Miraron los otros cajones, numerados y rotulados: Hamaca del porche del frente, mecedora del porche delantero, cristales colgantes chinos…

—Yo mismo los soplaré para que tintineen.

Pusieron la puerta con sus pequeños paneles de vidrios de colores, en lo alto de la escalera, y Carrie miró a través de la ventana de color frutilla.

—¿Qué ves?

Pero sabía lo que Carrie veía, pues también él miraba por el vidrio de color. Y allí estaba Marte, con el cielo frío entibiado y los mares muertos, ahora de color encendido. Las montañas eran montículos de helado de frutilla, y las arenas parecían carbones ardientes zarandeados por el viento. La ventana frutilla, la ventana frutilla soplaba tenues colores rosados sobre el paisaje, e iluminaba los ojos y la mente con la luz de un amanecer interminable. Allí encorvado, mirando, Bob se oyó decir:

—Así será la ciudad dentro de un año. Esto será una calle sombreada, tú tendrás tu porche y amigos. Ya no los necesitarás tanto entonces. Primero estas cosas pequeñas y familiares, y luego verás que Marte crece, y que se trasforma, y llegarás a conocerlo como si lo hubieses conocido toda la vida.

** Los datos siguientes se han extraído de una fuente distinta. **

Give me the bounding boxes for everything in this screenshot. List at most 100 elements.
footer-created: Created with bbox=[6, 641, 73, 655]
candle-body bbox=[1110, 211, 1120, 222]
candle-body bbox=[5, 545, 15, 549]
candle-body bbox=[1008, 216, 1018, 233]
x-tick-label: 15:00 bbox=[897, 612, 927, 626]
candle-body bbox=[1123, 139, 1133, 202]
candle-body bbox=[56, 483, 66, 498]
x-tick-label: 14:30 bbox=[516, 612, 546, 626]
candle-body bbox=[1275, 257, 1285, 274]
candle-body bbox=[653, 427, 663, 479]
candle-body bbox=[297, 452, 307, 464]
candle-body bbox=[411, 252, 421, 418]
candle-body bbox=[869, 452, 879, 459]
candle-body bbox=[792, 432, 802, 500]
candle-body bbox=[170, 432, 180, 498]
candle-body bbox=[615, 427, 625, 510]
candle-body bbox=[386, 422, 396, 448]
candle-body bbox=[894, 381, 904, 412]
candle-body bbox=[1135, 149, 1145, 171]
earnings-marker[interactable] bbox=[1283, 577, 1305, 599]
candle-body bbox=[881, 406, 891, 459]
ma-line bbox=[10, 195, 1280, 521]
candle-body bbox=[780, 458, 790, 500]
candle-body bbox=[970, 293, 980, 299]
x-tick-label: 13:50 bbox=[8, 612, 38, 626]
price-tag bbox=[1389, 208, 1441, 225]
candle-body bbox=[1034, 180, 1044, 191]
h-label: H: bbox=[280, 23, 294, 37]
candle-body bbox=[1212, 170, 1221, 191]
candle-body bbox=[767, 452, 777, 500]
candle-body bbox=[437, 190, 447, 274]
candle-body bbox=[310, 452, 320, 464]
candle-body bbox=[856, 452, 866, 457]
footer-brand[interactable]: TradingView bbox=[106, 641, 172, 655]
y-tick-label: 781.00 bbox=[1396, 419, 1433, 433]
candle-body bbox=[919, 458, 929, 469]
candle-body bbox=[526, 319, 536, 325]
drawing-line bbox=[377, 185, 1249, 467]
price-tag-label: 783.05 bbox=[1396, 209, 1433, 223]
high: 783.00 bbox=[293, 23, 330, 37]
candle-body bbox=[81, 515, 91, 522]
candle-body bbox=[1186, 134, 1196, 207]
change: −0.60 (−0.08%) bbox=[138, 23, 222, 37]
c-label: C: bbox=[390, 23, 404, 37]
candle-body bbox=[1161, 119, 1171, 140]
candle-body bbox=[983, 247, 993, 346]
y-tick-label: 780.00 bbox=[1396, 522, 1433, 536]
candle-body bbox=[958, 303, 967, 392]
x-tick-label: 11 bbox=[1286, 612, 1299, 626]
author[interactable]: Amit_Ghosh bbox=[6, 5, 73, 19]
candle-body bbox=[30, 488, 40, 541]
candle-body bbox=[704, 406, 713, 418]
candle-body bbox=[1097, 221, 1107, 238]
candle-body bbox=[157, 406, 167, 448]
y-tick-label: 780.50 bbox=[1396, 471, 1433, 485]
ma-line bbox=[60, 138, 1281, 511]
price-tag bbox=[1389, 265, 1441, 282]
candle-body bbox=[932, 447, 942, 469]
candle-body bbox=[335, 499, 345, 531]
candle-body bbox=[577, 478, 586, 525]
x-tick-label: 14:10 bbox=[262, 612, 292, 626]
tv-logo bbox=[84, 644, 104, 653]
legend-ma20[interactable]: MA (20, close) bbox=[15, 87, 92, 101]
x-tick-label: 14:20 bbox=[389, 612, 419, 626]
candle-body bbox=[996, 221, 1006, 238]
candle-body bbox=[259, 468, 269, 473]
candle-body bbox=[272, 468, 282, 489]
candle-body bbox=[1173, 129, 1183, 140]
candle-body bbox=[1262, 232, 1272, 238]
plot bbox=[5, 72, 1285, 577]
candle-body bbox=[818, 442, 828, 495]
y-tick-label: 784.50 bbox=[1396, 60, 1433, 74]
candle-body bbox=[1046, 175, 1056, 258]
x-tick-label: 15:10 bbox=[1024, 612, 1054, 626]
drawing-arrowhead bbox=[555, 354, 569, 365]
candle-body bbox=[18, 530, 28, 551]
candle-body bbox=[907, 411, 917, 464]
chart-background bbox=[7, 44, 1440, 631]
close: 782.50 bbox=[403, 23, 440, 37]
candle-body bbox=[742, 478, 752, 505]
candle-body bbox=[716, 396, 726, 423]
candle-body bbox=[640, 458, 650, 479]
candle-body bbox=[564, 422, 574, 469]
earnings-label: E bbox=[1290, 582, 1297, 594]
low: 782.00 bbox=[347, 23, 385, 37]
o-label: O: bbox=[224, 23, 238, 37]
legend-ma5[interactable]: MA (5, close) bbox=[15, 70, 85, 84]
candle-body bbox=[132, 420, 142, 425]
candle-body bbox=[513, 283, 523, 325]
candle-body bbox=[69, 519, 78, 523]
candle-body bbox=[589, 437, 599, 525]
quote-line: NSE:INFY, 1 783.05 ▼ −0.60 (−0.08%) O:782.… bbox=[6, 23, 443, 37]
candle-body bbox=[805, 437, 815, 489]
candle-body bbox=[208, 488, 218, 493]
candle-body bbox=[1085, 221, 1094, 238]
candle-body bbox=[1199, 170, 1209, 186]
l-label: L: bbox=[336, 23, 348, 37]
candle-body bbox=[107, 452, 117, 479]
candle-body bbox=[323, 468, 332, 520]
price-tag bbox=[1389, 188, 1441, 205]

Bajó corriendo las escaleras hasta el último cajón, cerrado aún, y cubierto con una lona. Agujereó la lona con el cortaplumas.

—¡Adivina!

—¿Mi cocina? ¿Mi horno?

—No, no, nada de eso. —Bob sonrió muy dulcemente—. Cántame una canción —dijo.

—Bob, estás mal de la cabeza.

—Cántame una canción que valga todo el dinero que teníamos en el banco y que ahora no tenemos, pero que a nadie le importa un comino —dijo él.

—No sé ninguna más que Genevieve, dulce Genevieve.

—Cántala —dijo Bob.

Pero Carrie no podía abrir la boca y ponerse a cantar, así como así. Bob vio que movía los labios, pero no salió ningún sonido.

Bob desgarró un poco más la tela y metió la mano en el cajón y palpó en silencio un momento, y él mismo empezó a cantar la canción, hasta que movió la mano una última vez y entonces un solo y límpido acorde de piano vibró en el aire de la mañana.

Ajá —dijo—. Cantemos juntos. ¡Todos! Éste es el tono.